NonStop Systems Introduction
NonStop Server Architecture
NonStop Systems Introduction—527825-001
7-9
Multiple Power Sources and Online Repair
Multiple Power Sources and Online Repair
One threat to continuous system operation lies outside the system itself: the danger of
a power failure. No system is immune to a total power failure, but the NonStop server
contains a number of mechanisms to minimize the effects of power failures. These
mechanisms have the added advantage of enabling the operations staff or HP service
personnel to take individual hardware components out of operation for repair without
shutting down the whole system.
Each processor has its own power supply and can be brought up and shut down
independently of all the other processors so that individual repairs can be performed.
The ability to remove and repair an individual component while the rest of the system
continues to operate is known as online repair.
As in the case of processors, the I/O board containing the logic for ServerNet
addressable controllers can be individually powered up or down to allow it to be
replaced while the system continues to operate.
The power supply for each processor includes a battery backup system to provide a
ride-through power backup feature (in addition to the commonly implemented
power-fail interrupt memory maintenance function) when loss of AC power occurs.

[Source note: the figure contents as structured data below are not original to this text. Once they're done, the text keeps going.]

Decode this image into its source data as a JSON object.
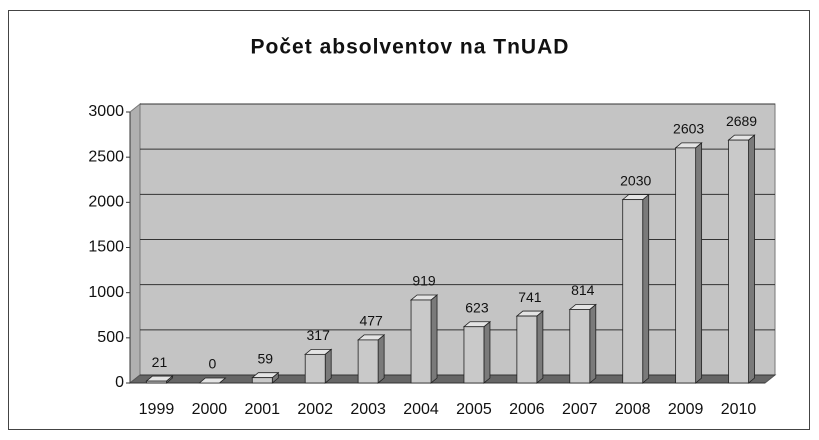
{
  "chart_data": {
    "type": "bar",
    "title": "Počet absolventov na TnUAD",
    "categories": [
      "1999",
      "2000",
      "2001",
      "2002",
      "2003",
      "2004",
      "2005",
      "2006",
      "2007",
      "2008",
      "2009",
      "2010"
    ],
    "values": [
      21,
      0,
      59,
      317,
      477,
      919,
      623,
      741,
      814,
      2030,
      2603,
      2689
    ],
    "color": "#c9c9c9",
    "ylim": [
      0,
      3000
    ],
    "yticks": [
      0,
      500,
      1000,
      1500,
      2000,
      2500,
      3000
    ],
    "grid": true
  }
}
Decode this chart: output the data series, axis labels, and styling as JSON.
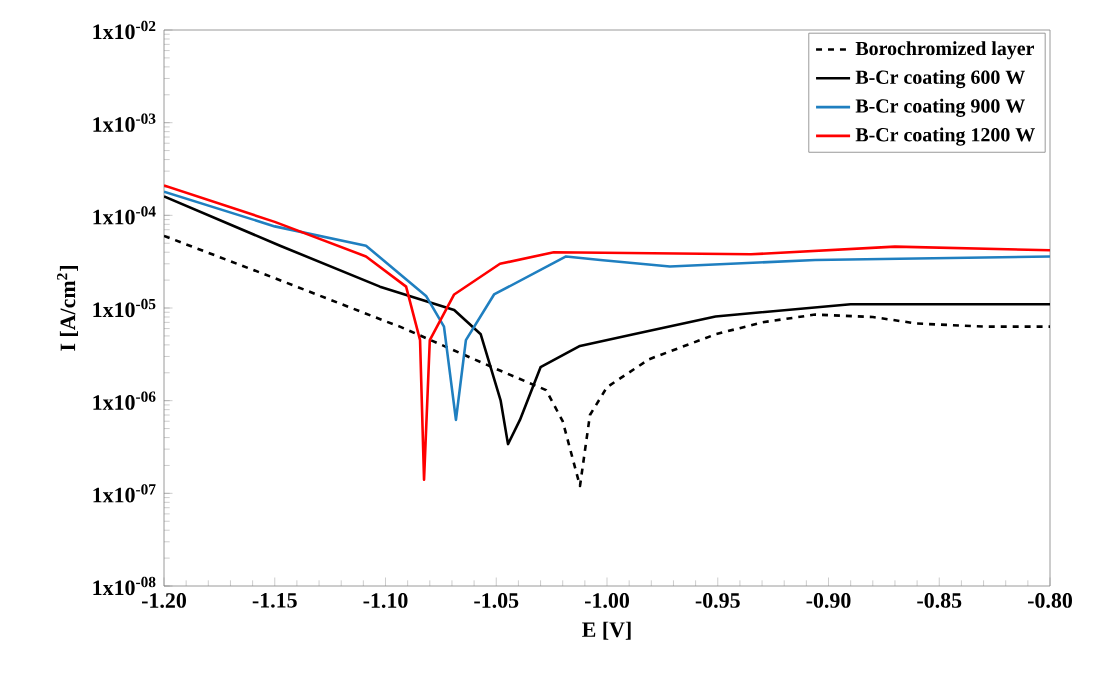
{
  "chart_data": {
    "type": "line",
    "xlabel": "E [V]",
    "ylabel": "I [A/cm$^{2}$]",
    "log": "y",
    "legend": "top right",
    "marker": "none",
    "xlim": [
      -1.2,
      -0.8
    ],
    "ylim": [
      1e-08,
      0.01
    ],
    "xticks": [
      {
        "value": -1.2,
        "label": "-1.20"
      },
      {
        "value": -1.15,
        "label": "-1.15"
      },
      {
        "value": -1.1,
        "label": "-1.10"
      },
      {
        "value": -1.05,
        "label": "-1.05"
      },
      {
        "value": -1.0,
        "label": "-1.00"
      },
      {
        "value": -0.95,
        "label": "-0.95"
      },
      {
        "value": -0.9,
        "label": "-0.90"
      },
      {
        "value": -0.85,
        "label": "-0.85"
      },
      {
        "value": -0.8,
        "label": "-0.80"
      }
    ],
    "yticks": [
      {
        "value": 1e-08,
        "label": "1x10$^{-08}$"
      },
      {
        "value": 1e-07,
        "label": "1x10$^{-07}$"
      },
      {
        "value": 1e-06,
        "label": "1x10$^{-06}$"
      },
      {
        "value": 1e-05,
        "label": "1x10$^{-05}$"
      },
      {
        "value": 0.0001,
        "label": "1x10$^{-04}$"
      },
      {
        "value": 0.001,
        "label": "1x10$^{-03}$"
      },
      {
        "value": 0.01,
        "label": "1x10$^{-02}$"
      }
    ],
    "series": [
      {
        "name": "Borochromized layer",
        "color": "#000000",
        "line_style": "dashed",
        "x": [
          -1.2,
          -1.15,
          -1.1,
          -1.0935,
          -1.05,
          -1.0275,
          -1.02,
          -1.0122,
          -1.0077,
          -1.0,
          -0.981,
          -0.951,
          -0.93,
          -0.906,
          -0.88,
          -0.86,
          -0.83,
          -0.8
        ],
        "values": [
          6e-05,
          2.1e-05,
          7.2e-06,
          6.3e-06,
          2.2e-06,
          1.3e-06,
          6e-07,
          1.2e-07,
          7e-07,
          1.4e-06,
          2.8e-06,
          5.2e-06,
          7e-06,
          8.5e-06,
          8e-06,
          6.8e-06,
          6.3e-06,
          6.3e-06
        ]
      },
      {
        "name": "B-Cr coating 600 W",
        "color": "#000000",
        "line_style": "solid",
        "x": [
          -1.2,
          -1.1476,
          -1.1025,
          -1.069,
          -1.057,
          -1.048,
          -1.0447,
          -1.0393,
          -1.03,
          -1.0122,
          -0.988,
          -0.951,
          -0.89,
          -0.8
        ],
        "values": [
          0.00016,
          4.7e-05,
          1.7e-05,
          9.5e-06,
          5.2e-06,
          1e-06,
          3.4e-07,
          6.2e-07,
          2.3e-06,
          3.9e-06,
          5.2e-06,
          8.1e-06,
          1.1e-05,
          1.1e-05
        ]
      },
      {
        "name": "B-Cr coating 900 W",
        "color": "#1f7fc0",
        "line_style": "solid",
        "x": [
          -1.2,
          -1.15,
          -1.1088,
          -1.0817,
          -1.0736,
          -1.0682,
          -1.0637,
          -1.051,
          -1.0185,
          -1.003,
          -0.9716,
          -0.906,
          -0.8
        ],
        "values": [
          0.00018,
          7.6e-05,
          4.7e-05,
          1.35e-05,
          6.3e-06,
          6.2e-07,
          4.5e-06,
          1.4e-05,
          3.6e-05,
          3.3e-05,
          2.8e-05,
          3.3e-05,
          3.6e-05
        ]
      },
      {
        "name": "B-Cr coating 1200 W",
        "color": "#ff0000",
        "line_style": "solid",
        "x": [
          -1.2,
          -1.15,
          -1.1088,
          -1.0907,
          -1.0844,
          -1.0826,
          -1.08,
          -1.069,
          -1.0483,
          -1.024,
          -0.935,
          -0.87,
          -0.8
        ],
        "values": [
          0.00021,
          8.5e-05,
          3.6e-05,
          1.7e-05,
          4.5e-06,
          1.4e-07,
          4.5e-06,
          1.4e-05,
          3e-05,
          4e-05,
          3.8e-05,
          4.6e-05,
          4.2e-05
        ]
      }
    ]
  }
}
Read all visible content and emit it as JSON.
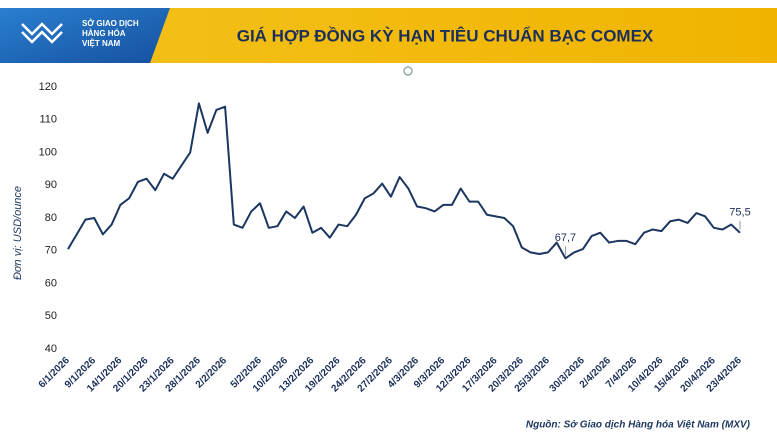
{
  "header": {
    "logo_lines": [
      "SỞ GIAO DỊCH",
      "HÀNG HÓA",
      "VIỆT NAM"
    ]
  },
  "chart_data": {
    "type": "line",
    "title": "GIÁ HỢP ĐỒNG KỲ HẠN TIÊU CHUẨN BẠC COMEX",
    "ylabel": "Đơn vị: USD/ounce",
    "source": "Nguồn: Sở Giao dịch Hàng hóa Việt Nam (MXV)",
    "color": "#1b365f",
    "grid": false,
    "ylim": [
      40,
      120
    ],
    "yticks": [
      40,
      50,
      60,
      70,
      80,
      90,
      100,
      110,
      120
    ],
    "categories": [
      "6/1/2026",
      null,
      null,
      "9/1/2026",
      null,
      null,
      "14/1/2026",
      null,
      null,
      "20/1/2026",
      null,
      null,
      "23/1/2026",
      null,
      null,
      "28/1/2026",
      null,
      null,
      "2/2/2026",
      null,
      null,
      null,
      "5/2/2026",
      null,
      null,
      "10/2/2026",
      null,
      null,
      "13/2/2026",
      null,
      null,
      "19/2/2026",
      null,
      null,
      "24/2/2026",
      null,
      null,
      "27/2/2026",
      null,
      null,
      "4/3/2026",
      null,
      null,
      "9/3/2026",
      null,
      null,
      "12/3/2026",
      null,
      null,
      "17/3/2026",
      null,
      null,
      "20/3/2026",
      null,
      null,
      "25/3/2026",
      null,
      null,
      null,
      "30/3/2026",
      null,
      null,
      "2/4/2026",
      null,
      null,
      "7/4/2026",
      null,
      null,
      "10/4/2026",
      null,
      null,
      "15/4/2026",
      null,
      null,
      "20/4/2026",
      null,
      null,
      "23/4/2026"
    ],
    "values": [
      70.5,
      75,
      79.5,
      80,
      75,
      78,
      84,
      86,
      91,
      92,
      88.5,
      93.5,
      92,
      96,
      100,
      115,
      106,
      113,
      114,
      78,
      77,
      82,
      84.5,
      77,
      77.5,
      82,
      80,
      83.5,
      75.5,
      77,
      74,
      78,
      77.5,
      81,
      86,
      87.5,
      90.5,
      86.5,
      92.5,
      89,
      83.5,
      83,
      82,
      84,
      84,
      89,
      85,
      85,
      81,
      80.5,
      80,
      77.5,
      71,
      69.5,
      69,
      69.5,
      72.5,
      67.7,
      69.5,
      70.5,
      74.5,
      75.5,
      72.5,
      73,
      73,
      72,
      75.5,
      76.5,
      76,
      79,
      79.5,
      78.5,
      81.5,
      80.5,
      77,
      76.5,
      78,
      75.5
    ],
    "value_labels": [
      null,
      null,
      null,
      null,
      null,
      null,
      null,
      null,
      null,
      null,
      null,
      null,
      null,
      null,
      null,
      null,
      null,
      null,
      null,
      null,
      null,
      null,
      null,
      null,
      null,
      null,
      null,
      null,
      null,
      null,
      null,
      null,
      null,
      null,
      null,
      null,
      null,
      null,
      null,
      null,
      null,
      null,
      null,
      null,
      null,
      null,
      null,
      null,
      null,
      null,
      null,
      null,
      null,
      null,
      null,
      null,
      null,
      "67,7",
      null,
      null,
      null,
      null,
      null,
      null,
      null,
      null,
      null,
      null,
      null,
      null,
      null,
      null,
      null,
      null,
      null,
      null,
      null,
      "75,5"
    ]
  }
}
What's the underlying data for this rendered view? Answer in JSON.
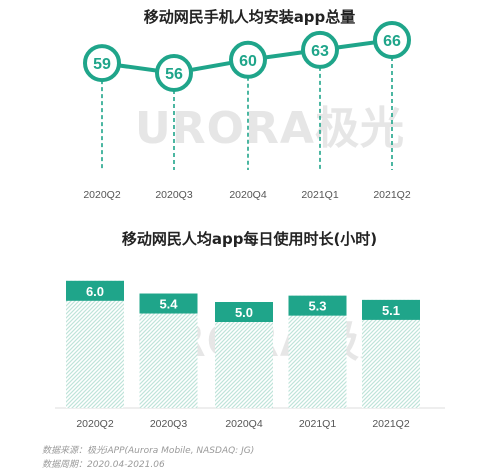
{
  "watermark": "URORA极光",
  "colors": {
    "teal": "#1fa58a",
    "hatch": "#bfe4da",
    "text": "#222222",
    "tick": "#555555"
  },
  "chart_data": [
    {
      "type": "line",
      "title": "移动网民手机人均安装app总量",
      "categories": [
        "2020Q2",
        "2020Q3",
        "2020Q4",
        "2021Q1",
        "2021Q2"
      ],
      "values": [
        59,
        56,
        60,
        63,
        66
      ],
      "data_labels": [
        "59",
        "56",
        "60",
        "63",
        "66"
      ]
    },
    {
      "type": "bar",
      "title": "移动网民人均app每日使用时长(小时)",
      "categories": [
        "2020Q2",
        "2020Q3",
        "2020Q4",
        "2021Q1",
        "2021Q2"
      ],
      "values": [
        6.0,
        5.4,
        5.0,
        5.3,
        5.1
      ],
      "data_labels": [
        "6.0",
        "5.4",
        "5.0",
        "5.3",
        "5.1"
      ]
    }
  ],
  "footer": {
    "source": "数据来源：极光iAPP(Aurora Mobile, NASDAQ: JG)",
    "period": "数据周期：2020.04-2021.06"
  }
}
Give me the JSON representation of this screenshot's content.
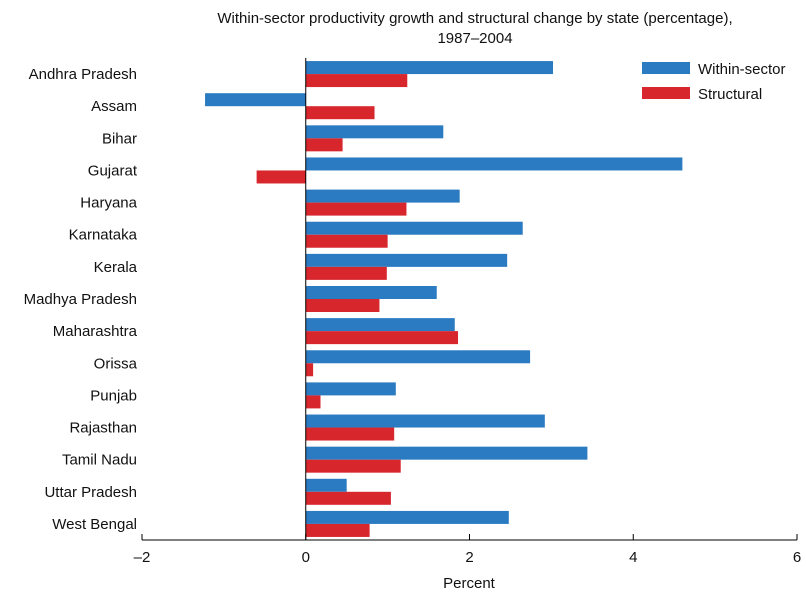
{
  "chart_data": {
    "type": "bar",
    "orientation": "horizontal",
    "title_lines": [
      "Within-sector productivity growth and structural change by state (percentage),",
      "1987–2004"
    ],
    "xlabel": "Percent",
    "ylabel": "",
    "xlim": [
      -2,
      6
    ],
    "xticks": [
      -2,
      0,
      2,
      4,
      6
    ],
    "xtick_labels": [
      "–2",
      "0",
      "2",
      "4",
      "6"
    ],
    "grid": false,
    "legend_position": "top-right",
    "categories": [
      "Andhra Pradesh",
      "Assam",
      "Bihar",
      "Gujarat",
      "Haryana",
      "Karnataka",
      "Kerala",
      "Madhya Pradesh",
      "Maharashtra",
      "Orissa",
      "Punjab",
      "Rajasthan",
      "Tamil Nadu",
      "Uttar Pradesh",
      "West Bengal"
    ],
    "series": [
      {
        "name": "Within-sector",
        "color": "#2b7bc2",
        "values": [
          3.02,
          -1.23,
          1.68,
          4.6,
          1.88,
          2.65,
          2.46,
          1.6,
          1.82,
          2.74,
          1.1,
          2.92,
          3.44,
          0.5,
          2.48
        ]
      },
      {
        "name": "Structural",
        "color": "#d7262c",
        "values": [
          1.24,
          0.84,
          0.45,
          -0.6,
          1.23,
          1.0,
          0.99,
          0.9,
          1.86,
          0.09,
          0.18,
          1.08,
          1.16,
          1.04,
          0.78
        ]
      }
    ]
  }
}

The ride-through feature (or power-fail delay) permits the processor to continue
operating for about 20 to 30 seconds without AC power. If the power outage lasts
longer than the ride-through time, then the usual power-fail interrupt occurs to protect
the contents of memory. The battery can maintain the contents of main memory for up
to several hours, depending on the size of memory.
In the case of a full shutdown following a power failure, assuming that power is
restored while the batteries are still maintaining the memory contents, the system
automatically resumes operation within minutes following restoration of power. After
bringing disks and tapes back to full operating speed, the system recovers any files
that might have been compromised and resumes processing transactions against
these files. Of course, if the power outage lasts a very long time (longer than the
batteries can maintain proper memory contents), operator intervention is required—
possibly with an alternate AC power source.
Detection and Correction of Hardware Errors
As explained in Processor Checking on page 6-12, the operating system running in
each processor in the NonStop server checks the status of all other processors in the
system by sending periodic messages, called “I’m alive” messages, to each processor.
In addition, the processors themselves perform extensive self-checking. When an
error occurs, the processor either reports it to the operating system or takes itself out of
service.
In some instances, processors are able to correct errors and continue running rather
than halt. For example, if an error occurs in main memory, the processor detects and,
if possible, corrects the error using an error correcting code (ECC). Whenever a word
of main memory gets a correctable error, the processor detects it and uses the ECC
information to derive the correct data and rewrites the word.